Example of bitbucket-pipelines.yaml:

pipelines: default: - step: name: Build and Test caches: - node script: - npm install - npx cypress run --reporter mocha-junit-reporter --reporter-options "mochaFile=test-reports/junit/test-results-[hash].xml, testsuitesTitle=true, suiteTitleSeparatedBy=' / ', rootSuiteTitle='Cypress Tests'"

NUnit

Use the popular JunitXml.TestLogger (71M downloads) from NuGet Package Manager to generate test reports in JUnit XML format. The latest stable version is 7.0.2. More details are available here.

// Install the Junit Test Logger via package reference: <PackageReference Include="JunitXml.TestLogger" Version="7.0.2" />

Update your pipeline script to generate the report in JUnit XML format. See the example below:

pipelines: default: - step: name: Build and Test caches: - dotnetcore script: - echo "Restoring NuGet packages..." - dotnet restore - echo "Building solution..." - dotnet build --configuration Release --no-restore - echo "Running tests with JUnit XML output..." - mkdir -p TestResults test-reports test-results - dotnet test --configuration Release --no-build --logger "junit;LogFilePath=TestResults/test-results.xml"

Selenium/Appium

Selenium is a tool that simulates browser actions.

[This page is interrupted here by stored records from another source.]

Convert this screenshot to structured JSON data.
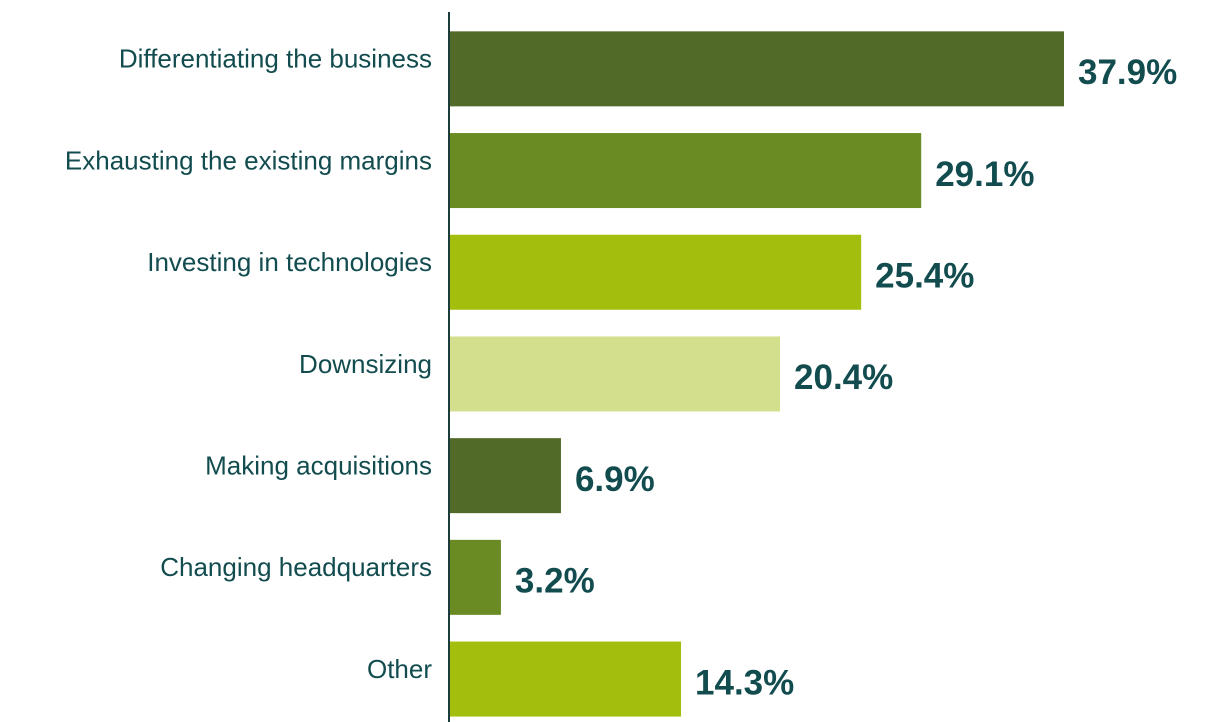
{
  "chart_data": {
    "type": "hbar",
    "categories": [
      "Differentiating the business",
      "Exhausting the existing margins",
      "Investing in technologies",
      "Downsizing",
      "Making acquisitions",
      "Changing headquarters",
      "Other"
    ],
    "values": [
      37.9,
      29.1,
      25.4,
      20.4,
      6.9,
      3.2,
      14.3
    ],
    "value_labels": [
      "37.9%",
      "29.1%",
      "25.4%",
      "20.4%",
      "6.9%",
      "3.2%",
      "14.3%"
    ],
    "colors": [
      "#526a27",
      "#6a8a23",
      "#a3be0c",
      "#d3df8c",
      "#526a27",
      "#6a8a23",
      "#a3be0c"
    ]
  }
}
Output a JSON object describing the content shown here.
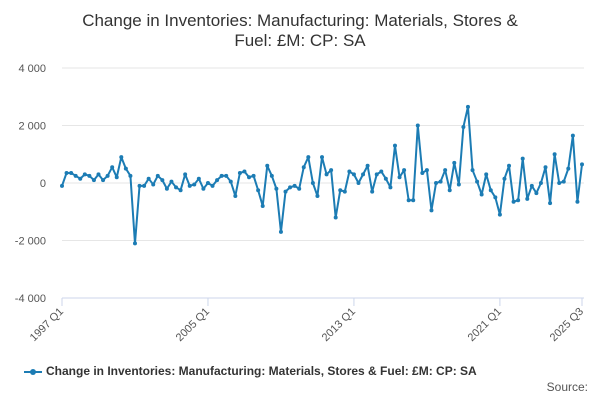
{
  "chart_data": {
    "type": "line",
    "title_line1": "Change in Inventories: Manufacturing: Materials, Stores &",
    "title_line2": "Fuel: £M: CP: SA",
    "xlabel": "",
    "ylabel": "",
    "ylim": [
      -4000,
      4000
    ],
    "yticks": [
      -4000,
      -2000,
      0,
      2000,
      4000
    ],
    "ytick_labels": [
      "-4 000",
      "-2 000",
      "0",
      "2 000",
      "4 000"
    ],
    "xtick_labels": [
      "1997 Q1",
      "2005 Q1",
      "2013 Q1",
      "2021 Q1",
      "2025 Q3"
    ],
    "x_start": "1997 Q1",
    "x_end": "2025 Q3",
    "grid": "horizontal",
    "legend_position": "bottom",
    "source_label": "Source:",
    "colors": {
      "series": "#1c7cb4",
      "grid": "#e6e6e6",
      "axis": "#ccd6eb"
    },
    "series": [
      {
        "name": "Change in Inventories: Manufacturing: Materials, Stores & Fuel: £M: CP: SA",
        "values": [
          -100,
          350,
          350,
          250,
          150,
          300,
          250,
          100,
          300,
          100,
          250,
          550,
          200,
          900,
          500,
          250,
          -2100,
          -100,
          -100,
          150,
          -50,
          250,
          100,
          -200,
          50,
          -150,
          -250,
          300,
          -100,
          -50,
          150,
          -200,
          0,
          -100,
          100,
          250,
          250,
          50,
          -450,
          350,
          400,
          200,
          250,
          -250,
          -800,
          600,
          250,
          -200,
          -1700,
          -300,
          -150,
          -100,
          -200,
          550,
          900,
          0,
          -450,
          900,
          300,
          450,
          -1200,
          -250,
          -300,
          400,
          300,
          0,
          300,
          600,
          -300,
          300,
          400,
          150,
          -150,
          1300,
          200,
          450,
          -600,
          -600,
          2000,
          350,
          450,
          -950,
          0,
          50,
          450,
          -250,
          700,
          -50,
          1950,
          2650,
          450,
          50,
          -400,
          300,
          -250,
          -500,
          -1100,
          150,
          600,
          -650,
          -600,
          850,
          -550,
          -100,
          -350,
          0,
          550,
          -700,
          1000,
          0,
          50,
          500,
          1650,
          -650,
          650
        ]
      }
    ]
  }
}
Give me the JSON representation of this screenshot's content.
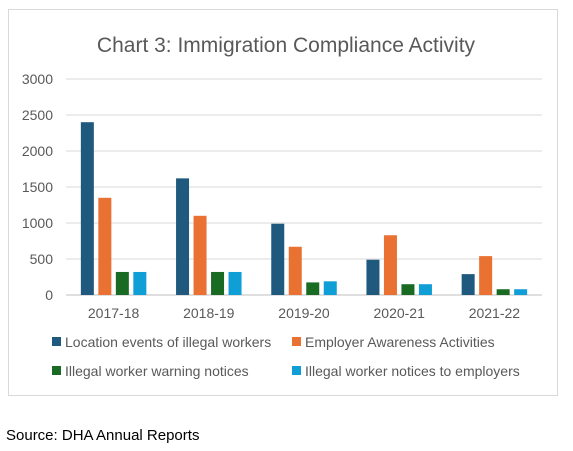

It, however, is not a testing framework; rather, it must be used in combination with testing frameworks like JUnit, TestNG, Mocha, or pytest to run organized tests.

These testing frameworks have their own setting for generating JUnit XML style reports, however, Selenium in itself can’t generate any reports as it is nothing more than a tool that simulates actions.

Similarly, Appium supports mobile testing with test frameworks such as WebdriverIO and Mocha. Ensure the test framework generates Appium test reports in JUnit XML format.

Other test runners

For other test runners, make sure that the compatible XML test results are generated as a part of your build in one of the default supported locations.